There is a thread which discusses the arrival of extended permissions for OAuth. As that thread was primarily concerned with its then-forthcoming availability, I'm splitting into a new thread to discuss my (and maybe others') usage difficulty, since, as far as I'm aware, it is now available.
I keep getting an error message when I try to append any extended permissions parameters to the OAuth URL string after trying to log in.
It actually logs me in, as subsequent visits to the URL following a failure will have me logged in, and it will just ask me to authorize my app.
It still fails, though, throwing the same error screen as before upon pressing Continue.
I
think I'm doing it right.
The
Extended Permissions document on the MDP wiki states, in part:
If the API call requires a specific permission(s), the developer can request the specific permission(s) by:
- Appending a query string parameter with pipe delimited permission value(s). For e.g. to request access to ‘view full profile information,’ ‘update mood and status,’ and ‘add photos albums’ the developer would add the following - myspaceid.permissions=ViewFullProfileInfoI UpdateMoodStatus|AddPhotosAlbums.
If I follow this, adapting it for OAuth, I get an error from MySpace. I've rewritten a decent chunk of the MySpace Objective-C library for my needs, and initially, I thought I had done something wrong with my implementation. I'm not sure that's the case anymore, as I'm able to duplicate my problem with your official Objective-C API.
The
Extended Permissions document referenced above instructs us to append the requested permissions as a query string on to the URL. Easy enough, right? To try out our shiny new toy, I thought I'd try to obtain the following permissions:
ViewFullProfileInfo,
UpdateMoodStatus and
AddPhotosAlbums - just like the document example.

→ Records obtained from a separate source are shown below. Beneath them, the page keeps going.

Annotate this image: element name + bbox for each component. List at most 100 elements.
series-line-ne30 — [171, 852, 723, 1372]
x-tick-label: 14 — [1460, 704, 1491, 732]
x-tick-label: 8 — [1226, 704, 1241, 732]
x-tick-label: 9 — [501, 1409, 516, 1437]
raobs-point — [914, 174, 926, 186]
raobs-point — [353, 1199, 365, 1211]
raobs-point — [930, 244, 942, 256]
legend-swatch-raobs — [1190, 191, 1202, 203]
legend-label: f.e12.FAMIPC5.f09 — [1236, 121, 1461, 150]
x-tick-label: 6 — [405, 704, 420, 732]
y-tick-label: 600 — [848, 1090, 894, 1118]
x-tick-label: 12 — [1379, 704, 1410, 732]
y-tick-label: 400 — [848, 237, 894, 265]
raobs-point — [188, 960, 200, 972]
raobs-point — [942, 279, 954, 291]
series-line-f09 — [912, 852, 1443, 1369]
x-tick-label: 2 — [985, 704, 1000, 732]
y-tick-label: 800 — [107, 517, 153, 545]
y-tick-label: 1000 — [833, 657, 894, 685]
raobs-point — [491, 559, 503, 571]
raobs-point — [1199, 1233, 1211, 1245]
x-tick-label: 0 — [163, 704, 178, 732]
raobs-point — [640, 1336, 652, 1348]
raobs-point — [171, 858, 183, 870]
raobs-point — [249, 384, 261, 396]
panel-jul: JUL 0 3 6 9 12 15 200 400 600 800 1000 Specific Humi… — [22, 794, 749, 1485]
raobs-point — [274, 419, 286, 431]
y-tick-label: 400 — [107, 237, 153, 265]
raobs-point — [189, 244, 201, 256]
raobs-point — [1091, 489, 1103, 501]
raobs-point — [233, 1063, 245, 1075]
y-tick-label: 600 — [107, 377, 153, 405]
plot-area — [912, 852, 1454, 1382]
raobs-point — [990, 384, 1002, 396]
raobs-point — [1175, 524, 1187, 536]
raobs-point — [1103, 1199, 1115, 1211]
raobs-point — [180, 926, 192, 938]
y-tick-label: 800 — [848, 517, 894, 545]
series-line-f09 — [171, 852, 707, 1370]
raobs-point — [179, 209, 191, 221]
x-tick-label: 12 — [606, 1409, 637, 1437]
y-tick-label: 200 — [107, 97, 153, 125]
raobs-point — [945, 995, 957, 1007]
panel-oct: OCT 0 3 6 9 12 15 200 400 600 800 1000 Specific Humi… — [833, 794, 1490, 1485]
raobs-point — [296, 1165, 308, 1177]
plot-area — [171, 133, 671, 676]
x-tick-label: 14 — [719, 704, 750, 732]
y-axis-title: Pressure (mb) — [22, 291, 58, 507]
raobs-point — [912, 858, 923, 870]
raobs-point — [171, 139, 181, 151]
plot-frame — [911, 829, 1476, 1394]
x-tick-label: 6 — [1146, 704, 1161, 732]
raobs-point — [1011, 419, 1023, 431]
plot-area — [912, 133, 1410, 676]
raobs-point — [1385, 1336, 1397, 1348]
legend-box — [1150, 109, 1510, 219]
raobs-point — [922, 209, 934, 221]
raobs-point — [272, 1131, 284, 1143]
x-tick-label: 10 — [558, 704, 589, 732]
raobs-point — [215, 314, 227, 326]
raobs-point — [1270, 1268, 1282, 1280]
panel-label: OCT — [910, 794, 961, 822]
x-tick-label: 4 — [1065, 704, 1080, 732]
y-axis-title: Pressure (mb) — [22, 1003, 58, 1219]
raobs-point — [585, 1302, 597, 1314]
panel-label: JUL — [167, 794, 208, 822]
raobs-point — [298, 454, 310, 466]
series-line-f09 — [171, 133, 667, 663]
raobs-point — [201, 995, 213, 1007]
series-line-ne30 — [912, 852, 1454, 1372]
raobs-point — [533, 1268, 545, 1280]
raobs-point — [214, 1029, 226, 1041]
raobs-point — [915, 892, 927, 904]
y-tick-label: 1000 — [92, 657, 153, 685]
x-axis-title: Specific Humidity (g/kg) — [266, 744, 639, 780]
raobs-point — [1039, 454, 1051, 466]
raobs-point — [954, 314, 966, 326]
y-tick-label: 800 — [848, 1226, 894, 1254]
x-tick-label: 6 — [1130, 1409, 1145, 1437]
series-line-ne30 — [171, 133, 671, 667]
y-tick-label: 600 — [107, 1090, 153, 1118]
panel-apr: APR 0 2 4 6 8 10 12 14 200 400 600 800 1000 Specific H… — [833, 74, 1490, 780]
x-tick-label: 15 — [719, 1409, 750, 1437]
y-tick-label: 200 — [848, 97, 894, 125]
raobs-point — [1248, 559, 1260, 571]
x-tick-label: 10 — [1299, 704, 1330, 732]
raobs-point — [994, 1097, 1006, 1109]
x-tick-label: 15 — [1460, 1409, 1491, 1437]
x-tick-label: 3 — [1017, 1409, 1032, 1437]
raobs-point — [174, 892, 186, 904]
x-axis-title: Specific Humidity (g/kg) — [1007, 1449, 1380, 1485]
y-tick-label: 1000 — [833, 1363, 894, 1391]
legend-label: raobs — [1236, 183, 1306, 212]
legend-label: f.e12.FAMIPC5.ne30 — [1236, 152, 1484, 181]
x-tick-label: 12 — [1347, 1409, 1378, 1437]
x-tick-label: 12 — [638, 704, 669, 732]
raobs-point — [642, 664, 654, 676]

The query string will look like this:
&myspaceid.permissions=ViewFullProfileInfo|UpdateMoodStatus|AddPhotosAlbums
Since the URL string is hardcoded into one of the SDK classes, I'll need to modify it directly; the method is
-[OffsiteContext requestTokenTicket:didFinishWithData]. In there, I'll create a new pointer to an NSString containing the above query, send it
-encodedURLString (from an NSString category provided by the included OAuth library) so it can be useful, and attach the result onto the existing format string that makes up the authorization URL.
NSString *permissionsQueryParams = [NSString stringWithString:
@"&myspaceid.permissions=ViewFullProfileInfo|UpdateMoodStatus|AddPhotosAlbums"];
NSString *url = [NSString stringWithFormat:
@"http://api.myspace.com/authorize?oauth_token=%@&oauth_callback=%@%@",
[requestToken.key encodedURLString],
[callBackUrl encodedURLString],
[permissionsQueryParams encodedURLString]];
The complete authorization URL is now:
http://api.myspace.com/authorize?oauth_token=vukxj927%252BJdTMqXL44qBdGOT%252Fk46DOjEnuRSaqqQOBFvc2ow%252FGs2yfWTIV8rHHSnrDIIUFByT3huhzOlYe3nX87Nugd2jfrQxM9fVRfshEx%252B6%252F1k%252FDUdakGH6HRxGw4a&oauth_callback=myspaceid://oauthcallback%26myspaceid.permissions%3DViewFullProfileInfo%7CUpdateMoodStatus%7CAddPhotosAlbums
I have a teeny little test app I use for testing MySpace authentication with OAuth, mainly for making sure the MySpace library I wrote actually works. When I open the project and link it to the modified official MySpace API SDK, it looks, well, normal. From here, I click the button and I'm taken to MySpace's authorization page, as expected.
I fill in my login info, expecting to get a screen like in the
Extended Permissions document, where it asks for my permission to link certain parts of my MySpace account to this app. Instead, I get this, as demonstrated above:
Is this happening to anyone else? Or did I misinterpret the previous thread about extended permissions and they aren't actually available yet via OAuth? When the query string is removed, I'm able to log in and receive an access token, as expected.
Apologies for the verbosity, and for not following established
best practices; I just thought a chronological detail was more appropriate at the time for conveying the issue.